The Underachievers named this album, their third, The Cellar Door because the phrase is among the most phonetically beautiful in the English language — regardless of its meaning. "A lot of people don't really understand what rappers are saying, but they enjoy it because of the flow," Gold told me and Ali Shaheed Muhammad when we interviewed the duo for our podcast, Microphone Check. In naming the album that, and in using SAT words like "Quiescent" and "Caprice" as song titles, they're saying it's OK if you don't catch every word; if, right now, you don't know everything.
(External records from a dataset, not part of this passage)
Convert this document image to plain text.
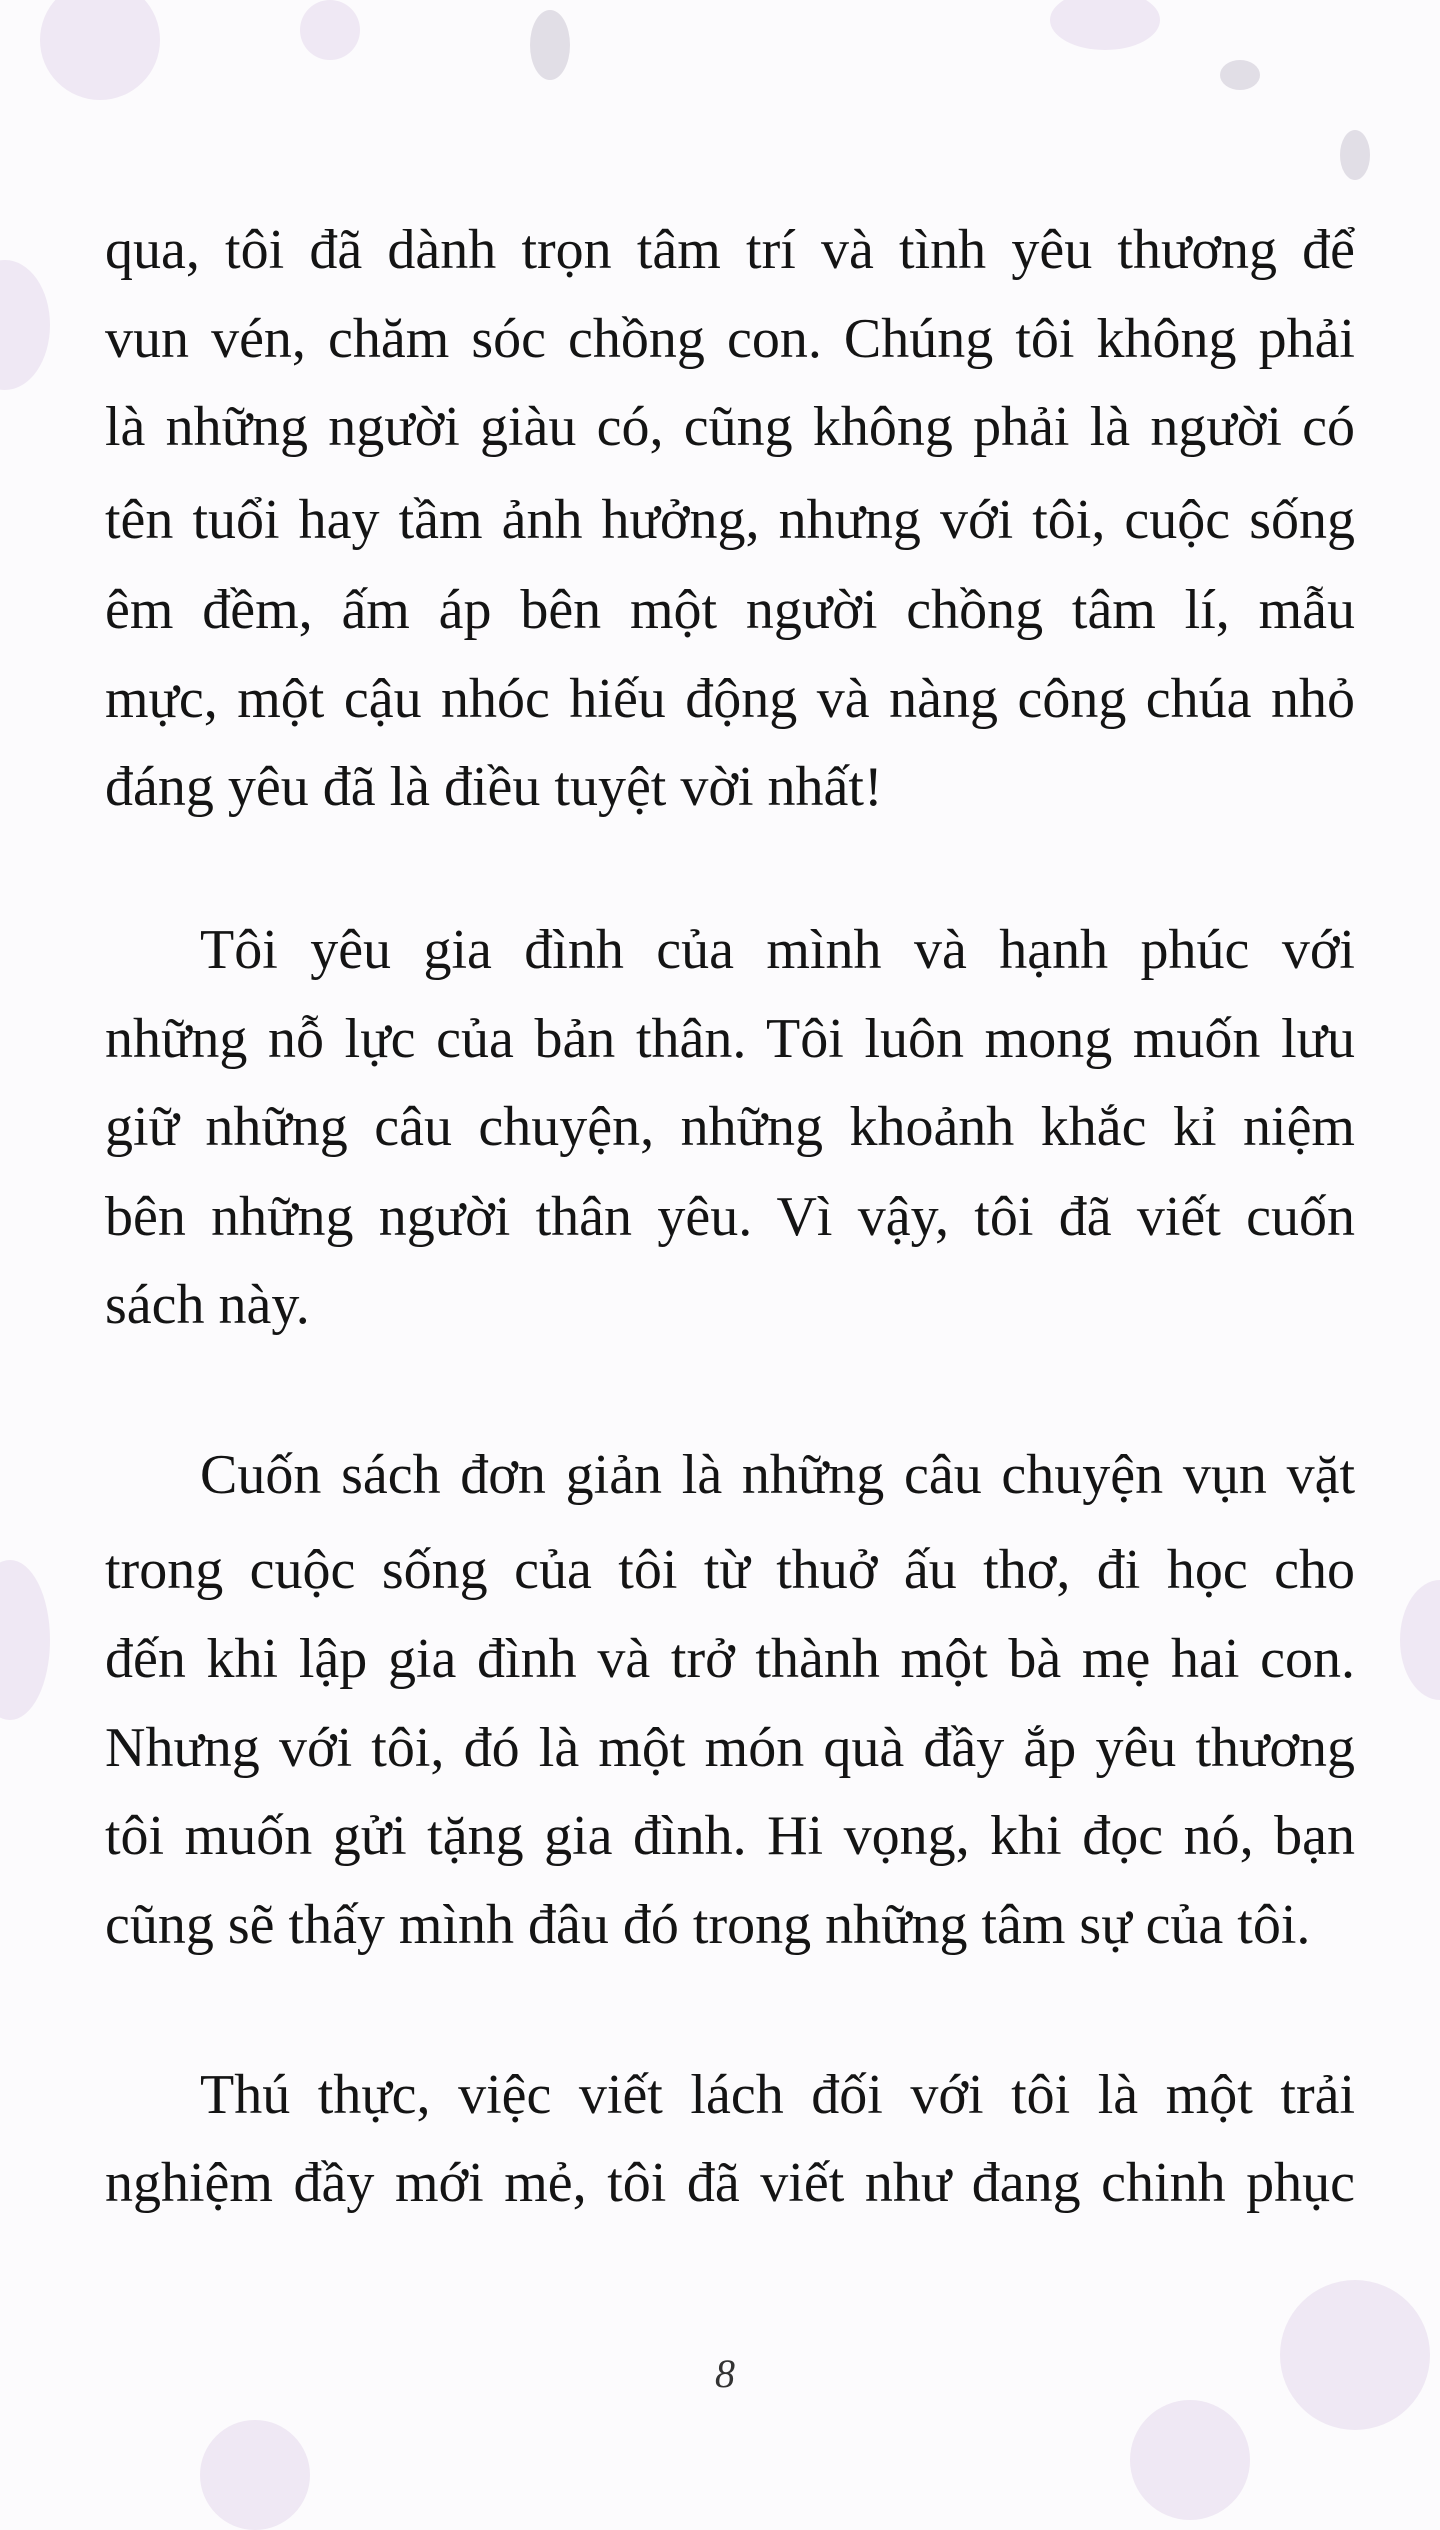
qua, tôi đã dành trọn tâm trí và tình yêu thương để
vun vén, chăm sóc chồng con. Chúng tôi không phải
là những người giàu có, cũng không phải là người có
tên tuổi hay tầm ảnh hưởng, nhưng với tôi, cuộc sống
êm đềm, ấm áp bên một người chồng tâm lí, mẫu
mực, một cậu nhóc hiếu động và nàng công chúa nhỏ
đáng yêu đã là điều tuyệt vời nhất!
Tôi yêu gia đình của mình và hạnh phúc với
những nỗ lực của bản thân. Tôi luôn mong muốn lưu
giữ những câu chuyện, những khoảnh khắc kỉ niệm
bên những người thân yêu. Vì vậy, tôi đã viết cuốn
sách này.
Cuốn sách đơn giản là những câu chuyện vụn vặt
trong cuộc sống của tôi từ thuở ấu thơ, đi học cho
đến khi lập gia đình và trở thành một bà mẹ hai con.
Nhưng với tôi, đó là một món quà đầy ắp yêu thương
tôi muốn gửi tặng gia đình. Hi vọng, khi đọc nó, bạn
cũng sẽ thấy mình đâu đó trong những tâm sự của tôi.
Thú thực, việc viết lách đối với tôi là một trải
nghiệm đầy mới mẻ, tôi đã viết như đang chinh phục
8
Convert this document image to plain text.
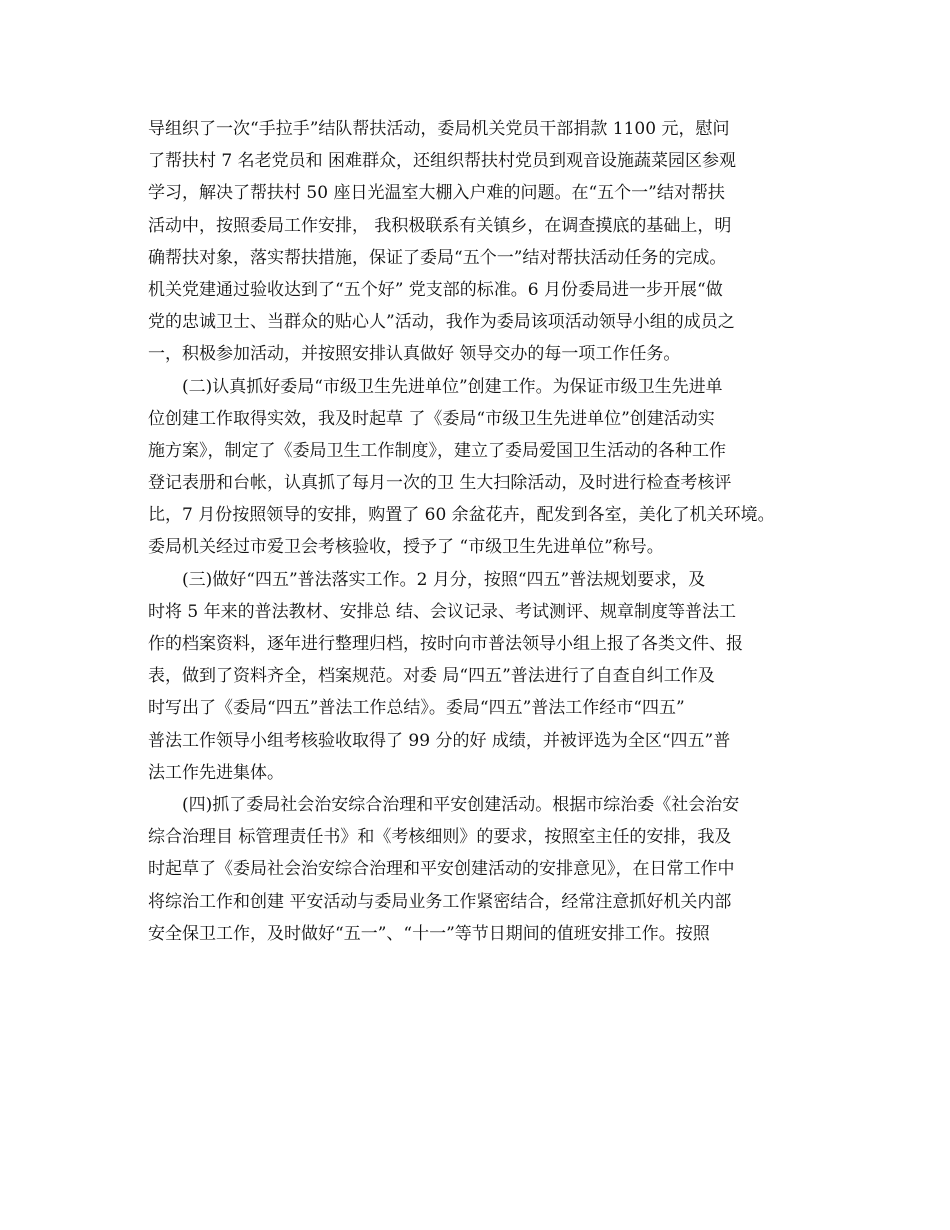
导组织了一次“手拉手”结队帮扶活动，委局机关党员干部捐款 1100 元，慰问
了帮扶村 7 名老党员和 困难群众，还组织帮扶村党员到观音设施蔬菜园区参观
学习，解决了帮扶村 50 座日光温室大棚入户难的问题。在“五个一”结对帮扶
活动中，按照委局工作安排， 我积极联系有关镇乡，在调查摸底的基础上，明
确帮扶对象，落实帮扶措施，保证了委局“五个一”结对帮扶活动任务的完成。
机关党建通过验收达到了“五个好” 党支部的标准。6 月份委局进一步开展“做
党的忠诚卫士、当群众的贴心人”活动，我作为委局该项活动领导小组的成员之
一，积极参加活动，并按照安排认真做好 领导交办的每一项工作任务。
(二)认真抓好委局“市级卫生先进单位”创建工作。为保证市级卫生先进单
位创建工作取得实效，我及时起草 了《委局“市级卫生先进单位”创建活动实
施方案》，制定了《委局卫生工作制度》，建立了委局爱国卫生活动的各种工作
登记表册和台帐，认真抓了每月一次的卫 生大扫除活动，及时进行检查考核评
比，7 月份按照领导的安排，购置了 60 余盆花卉，配发到各室，美化了机关环境。
委局机关经过市爱卫会考核验收，授予了 “市级卫生先进单位”称号。
(三)做好“四五”普法落实工作。2 月分，按照“四五”普法规划要求，及
时将 5 年来的普法教材、安排总 结、会议记录、考试测评、规章制度等普法工
作的档案资料，逐年进行整理归档，按时向市普法领导小组上报了各类文件、报
表，做到了资料齐全，档案规范。对委 局“四五”普法进行了自查自纠工作及
时写出了《委局“四五”普法工作总结》。委局“四五”普法工作经市“四五”
普法工作领导小组考核验收取得了 99 分的好 成绩，并被评选为全区“四五”普
法工作先进集体。
(四)抓了委局社会治安综合治理和平安创建活动。根据市综治委《社会治安
综合治理目 标管理责任书》和《考核细则》的要求，按照室主任的安排，我及
时起草了《委局社会治安综合治理和平安创建活动的安排意见》，在日常工作中
将综治工作和创建 平安活动与委局业务工作紧密结合，经常注意抓好机关内部
安全保卫工作，及时做好“五一”、“十一”等节日期间的值班安排工作。按照
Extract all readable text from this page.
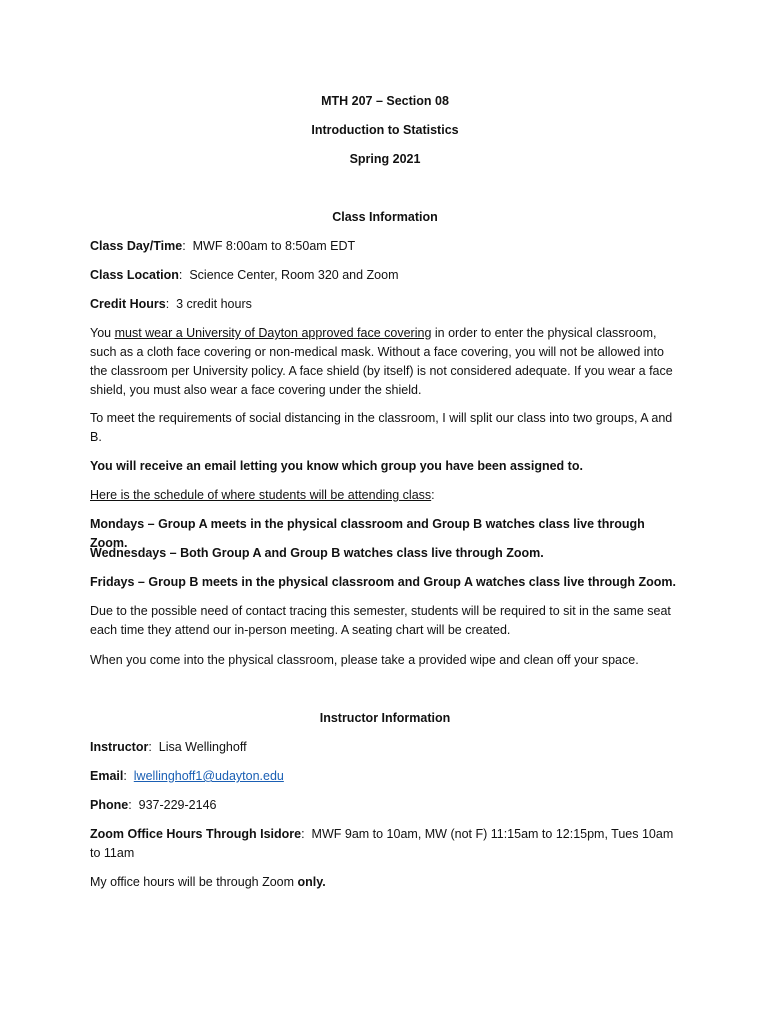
MTH 207 – Section 08

Introduction to Statistics

Spring 2021

Class Information

Class Day/Time:  MWF 8:00am to 8:50am EDT

Class Location:  Science Center, Room 320 and Zoom

Credit Hours:  3 credit hours

You must wear a University of Dayton approved face covering in order to enter the physical classroom, such as a cloth face covering or non-medical mask. Without a face covering, you will not be allowed into the classroom per University policy. A face shield (by itself) is not considered adequate. If you wear a face shield, you must also wear a face covering under the shield.

To meet the requirements of social distancing in the classroom, I will split our class into two groups, A and B.

You will receive an email letting you know which group you have been assigned to.

Here is the schedule of where students will be attending class:

Mondays – Group A meets in the physical classroom and Group B watches class live through Zoom.

Wednesdays – Both Group A and Group B watches class live through Zoom.

Fridays – Group B meets in the physical classroom and Group A watches class live through Zoom.

Due to the possible need of contact tracing this semester, students will be required to sit in the same seat each time they attend our in-person meeting. A seating chart will be created.

When you come into the physical classroom, please take a provided wipe and clean off your space.

Instructor Information

Instructor:  Lisa Wellinghoff

Email:  lwellinghoff1@udayton.edu

Phone:  937-229-2146

Zoom Office Hours Through Isidore:  MWF 9am to 10am, MW (not F) 11:15am to 12:15pm, Tues 10am to 11am

My office hours will be through Zoom only.
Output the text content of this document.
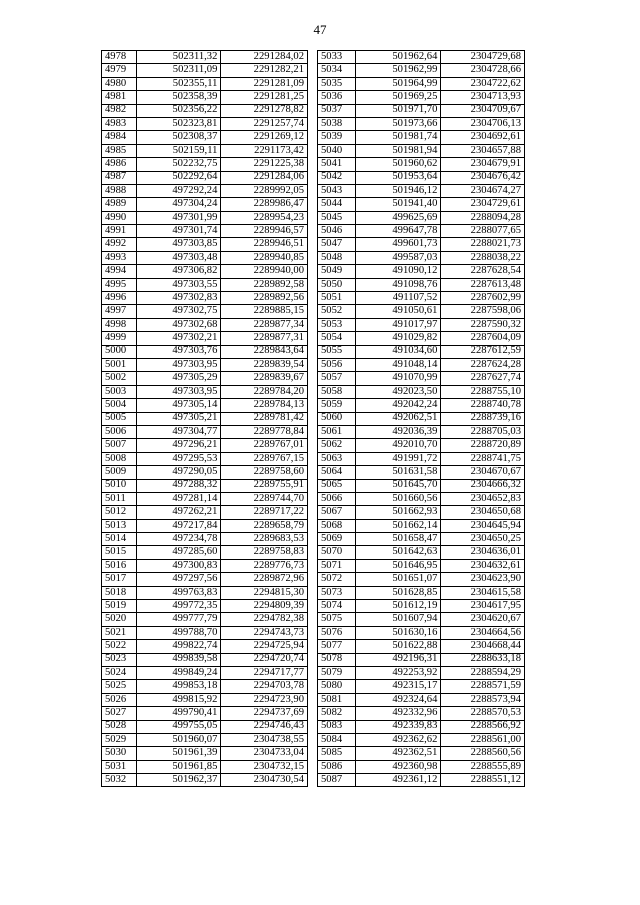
47
4978	502311,32	2291284,02
4979	502311,09	2291282,21
4980	502355,11	2291281,09
4981	502358,39	2291281,25
4982	502356,22	2291278,82
4983	502323,81	2291257,74
4984	502308,37	2291269,12
4985	502159,11	2291173,42
4986	502232,75	2291225,38
4987	502292,64	2291284,06
4988	497292,24	2289992,05
4989	497304,24	2289986,47
4990	497301,99	2289954,23
4991	497301,74	2289946,57
4992	497303,85	2289946,51
4993	497303,48	2289940,85
4994	497306,82	2289940,00
4995	497303,55	2289892,58
4996	497302,83	2289892,56
4997	497302,75	2289885,15
4998	497302,68	2289877,34
4999	497302,21	2289877,31
5000	497303,76	2289843,64
5001	497303,95	2289839,54
5002	497305,29	2289839,67
5003	497303,95	2289784,20
5004	497305,14	2289784,13
5005	497305,21	2289781,42
5006	497304,77	2289778,84
5007	497296,21	2289767,01
5008	497295,53	2289767,15
5009	497290,05	2289758,60
5010	497288,32	2289755,91
5011	497281,14	2289744,70
5012	497262,21	2289717,22
5013	497217,84	2289658,79
5014	497234,78	2289683,53
5015	497285,60	2289758,83
5016	497300,83	2289776,73
5017	497297,56	2289872,96
5018	499763,83	2294815,30
5019	499772,35	2294809,39
5020	499777,79	2294782,38
5021	499788,70	2294743,73
5022	499822,74	2294725,94
5023	499839,58	2294720,74
5024	499849,24	2294717,77
5025	499853,18	2294703,78
5026	499815,92	2294723,90
5027	499790,41	2294737,69
5028	499755,05	2294746,43
5029	501960,07	2304738,55
5030	501961,39	2304733,04
5031	501961,85	2304732,15
5032	501962,37	2304730,54
5033	501962,64	2304729,68
5034	501962,99	2304728,66
5035	501964,99	2304722,62
5036	501969,25	2304713,93
5037	501971,70	2304709,67
5038	501973,66	2304706,13
5039	501981,74	2304692,61
5040	501981,94	2304657,88
5041	501960,62	2304679,91
5042	501953,64	2304676,42
5043	501946,12	2304674,27
5044	501941,40	2304729,61
5045	499625,69	2288094,28
5046	499647,78	2288077,65
5047	499601,73	2288021,73
5048	499587,03	2288038,22
5049	491090,12	2287628,54
5050	491098,76	2287613,48
5051	491107,52	2287602,99
5052	491050,61	2287598,06
5053	491017,97	2287590,32
5054	491029,82	2287604,09
5055	491034,60	2287612,59
5056	491048,14	2287624,28
5057	491070,99	2287627,74
5058	492023,50	2288755,10
5059	492042,24	2288740,78
5060	492062,51	2288739,16
5061	492036,39	2288705,03
5062	492010,70	2288720,89
5063	491991,72	2288741,75
5064	501631,58	2304670,67
5065	501645,70	2304666,32
5066	501660,56	2304652,83
5067	501662,93	2304650,68
5068	501662,14	2304645,94
5069	501658,47	2304650,25
5070	501642,63	2304636,01
5071	501646,95	2304632,61
5072	501651,07	2304623,90
5073	501628,85	2304615,58
5074	501612,19	2304617,95
5075	501607,94	2304620,67
5076	501630,16	2304664,56
5077	501622,88	2304668,44
5078	492196,31	2288633,18
5079	492253,92	2288594,29
5080	492315,17	2288571,59
5081	492324,64	2288573,94
5082	492332,96	2288570,53
5083	492339,83	2288566,92
5084	492362,62	2288561,00
5085	492362,51	2288560,56
5086	492360,98	2288555,89
5087	492361,12	2288551,12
Take "Quiescent." In the song, Gold talks about trying out different belief systems and rails against religious hypocrisy; AK points out that we're blinded by diamonds, but we can't take them with us when we leave. "Witness the beheading," he says, to close out. "N----s never use they melon." The drums lag enough to pimp-walk and the tones warm up the musicians' well-worn but depressingly relevant criticisms. Or "Caprice," whose hook is gruffly aggressive over a stately loop. With both, you learn if you listen hard; you bounce if you don't.
There's generosity in the songs on The Cellar Door, as well as an understanding of what it's like to receive music; of how non-musicians hand over time and attention to the perspective of a total stranger and use what they hear for relaxation and self-definition and maybe a little mind expansion. AK and Issa Gold are in their early 20s, and they've only been working as partners for a couple years. (They each released solo projects last week, too.) They have big plans and high regard for themselves, and they take the responsibility they've given themselves seriously. In our interview, Gold also said he makes music for "the youth" and defined that group broadly: "We know that we need change. But I don't know how to bring about that change."